Case law Developments in PIL

Paris Court of Appeal Rules on Law governing Misappropriation of Funds

Mathilde Codazzi, who is a master student at the University Paris II Panthéon-Assas, contributed to this post.


Présentation générale CCIP-CA / The ICCP-CA | Cour d'appel de Paris

In a judgment of 8 November 2022, the international commercial chamber at the Paris Court of Appeal (ICCP-CA) addressed the issue of the applicable law to a claim for loss due to fraudulent misappropriation of funds transferred on a bank account.

Facts

The plaintiff, a French farmer, invested over € 200,000 between 2013 and 2014 with an online trading platform on Forex. For that purpose, he transferred the monies on an account owned by the first defendant, an English company (Worldpay AP Ltd) and registered at the French subsidiary (or possibly branch, the judgment is not quite clear on this point) of the second defendant, a Scottish bank (Natwest Markets Plc, formerly Royal Bank of Scotland).

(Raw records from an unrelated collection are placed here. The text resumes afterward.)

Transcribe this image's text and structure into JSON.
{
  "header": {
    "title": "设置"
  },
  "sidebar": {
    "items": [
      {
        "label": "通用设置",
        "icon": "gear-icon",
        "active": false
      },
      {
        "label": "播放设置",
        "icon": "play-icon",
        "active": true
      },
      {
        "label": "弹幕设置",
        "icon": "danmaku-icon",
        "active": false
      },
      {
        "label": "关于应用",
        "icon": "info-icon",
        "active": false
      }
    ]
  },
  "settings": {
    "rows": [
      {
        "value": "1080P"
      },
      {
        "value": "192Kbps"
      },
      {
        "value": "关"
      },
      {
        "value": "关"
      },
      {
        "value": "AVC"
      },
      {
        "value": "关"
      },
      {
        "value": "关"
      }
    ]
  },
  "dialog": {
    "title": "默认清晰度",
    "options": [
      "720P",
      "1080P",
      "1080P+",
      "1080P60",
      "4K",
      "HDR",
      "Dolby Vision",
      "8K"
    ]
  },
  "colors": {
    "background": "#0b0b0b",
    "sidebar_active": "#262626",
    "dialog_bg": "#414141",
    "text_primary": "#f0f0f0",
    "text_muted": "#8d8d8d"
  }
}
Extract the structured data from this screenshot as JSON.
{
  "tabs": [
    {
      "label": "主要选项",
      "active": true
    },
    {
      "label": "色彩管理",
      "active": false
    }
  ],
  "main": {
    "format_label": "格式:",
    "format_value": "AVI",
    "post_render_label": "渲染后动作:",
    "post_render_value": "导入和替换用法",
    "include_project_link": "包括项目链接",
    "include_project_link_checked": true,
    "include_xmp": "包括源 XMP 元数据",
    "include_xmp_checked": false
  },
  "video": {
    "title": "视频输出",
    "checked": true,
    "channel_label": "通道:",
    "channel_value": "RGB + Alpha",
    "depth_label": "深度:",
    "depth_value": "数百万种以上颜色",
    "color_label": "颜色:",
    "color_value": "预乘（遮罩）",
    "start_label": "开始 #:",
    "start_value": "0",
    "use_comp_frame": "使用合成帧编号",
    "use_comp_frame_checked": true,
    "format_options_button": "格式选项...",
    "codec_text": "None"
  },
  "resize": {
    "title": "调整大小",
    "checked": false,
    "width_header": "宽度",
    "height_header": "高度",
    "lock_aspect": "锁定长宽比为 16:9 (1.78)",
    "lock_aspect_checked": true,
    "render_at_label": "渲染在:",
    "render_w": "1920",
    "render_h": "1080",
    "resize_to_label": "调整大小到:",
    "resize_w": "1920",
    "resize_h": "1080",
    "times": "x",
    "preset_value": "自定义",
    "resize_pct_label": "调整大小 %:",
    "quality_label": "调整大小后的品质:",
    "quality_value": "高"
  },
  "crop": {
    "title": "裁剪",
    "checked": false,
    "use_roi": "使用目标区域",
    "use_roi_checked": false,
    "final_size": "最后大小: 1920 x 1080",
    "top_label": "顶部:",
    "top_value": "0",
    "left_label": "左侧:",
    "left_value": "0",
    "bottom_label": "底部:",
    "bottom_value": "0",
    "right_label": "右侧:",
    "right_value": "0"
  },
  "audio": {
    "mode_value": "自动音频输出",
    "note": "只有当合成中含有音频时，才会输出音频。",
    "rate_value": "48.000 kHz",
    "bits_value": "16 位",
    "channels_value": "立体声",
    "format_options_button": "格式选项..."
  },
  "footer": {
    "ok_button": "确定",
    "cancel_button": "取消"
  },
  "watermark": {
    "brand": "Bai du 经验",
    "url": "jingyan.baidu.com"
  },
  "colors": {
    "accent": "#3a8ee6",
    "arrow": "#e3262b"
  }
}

The plaintiff eventually brought proceedings before a Parisian court (tribunal judiciaire) in July 2020 against these two companies and the platform’s operator, a Dutch company. The judgment is not very detailed on his claims, but it seems that the plaintiff alleged that he had made gains that he could not eventually receive. It seems, therefore, that the claim is that his investment and gains were misappropriated fraudulently.

First Instance

On 3 December 2021, the pre-trial judge (juge de la mise en état) declared the claim inadmissible on the ground that it was time-barred. It does not seem that the issue of the applicable law was raised at this stage.

The plaintiff appealed on the ground that he disputed the starting point of the the five-year prescription period (Article 2224 of the French civil code). His lawyer had sent to the defendants a letter of formal notice dating from March 2015. The issue was whether the starting point was that letter, or whether it had not started to run when the letter of formal notice was sent because the plaintiff was not aware that he was a victim of the fraudulent scheme.

For a reason which is not detailed in the judgement, the judge only held that the claim against the two financial institutions (Natwest and Worldplay) was time barred. The plaintiff only appealed against them. It is unclear why, but it might be that, because the issue was one of misappropriation, the claim against the platform was always quite weak, and thus was not pursued.

Court of Appeal

In a judgment of 8 November 2022, the ICCP-CA upheld the decision of the pre-trial judge.

The Court of Appeal raised the issue of the applicable law ex officio and invited the parties to comment on it. It eventually confirmed that French law applied, however.

The ICCP-CA characterized the issue as tortious (quasi-delictual). It thus ruled that the Rome II Regulation applied, and the law governing the tort also governed  the prescription issue.

It applied Article 4.1 of the Rome II Regulation and relied on the case-law of the CJEU concerning financial damage under the Brussels I Regulation, after insisting on the consistency principle mentioned in Recital 7 of the Rome II Regulation.

The court thus ruled that the applicable law should be the law of the country where the victim is domiciled when the alleged financial damage materializes directly on the plaintiff’s bank account held with a bank established in this country and that, subsidiarily, the same law is applicable when the harmful even is manifestly more closely connected to this law (Kronhofer, C-168-02, Kolassa, C-375/13 and Löber, C-304/17).

The court found that the evidence provided by the plaintiff proved the transfer of funds from his bank account held with a French bank to the Worldpay’s account, held by Natwest’s French subsidiary (or branch). It further found that the monies had been made available to the online platform from that last bank account. It then concluded that the monies had “disappeared” after being transferred on this Natwest’s French bank account, and that this set the place of the damage suffered by the investor. As a result, the court ruled that the damage occurred in France and that French law was therefore applicable to the claim.

On the merits, the ICCP-CA confirmed that the claim was time barred.

Assessment

An interesting question is whether the outcome would have been the same depending on whether the claim was one of misappropriation of funds or negligence of the platform. In particular, would the loss have been suffered in both cases “directly” on the bank account where the monies had initially been transferred by the investor?

It is also interesting to note that the court relied on the consistency principle between Rome II and Brussels Ibis in a case where the provisions are quite different, in particular in that Article 4 of the Rome II Regulation is more complex than Article 7(2) of the Brussels I bis Regulation. But a reasonable argument could be that the case law of the CJEU on Article 7(2) in the field of financial loss has made the two rules very similar.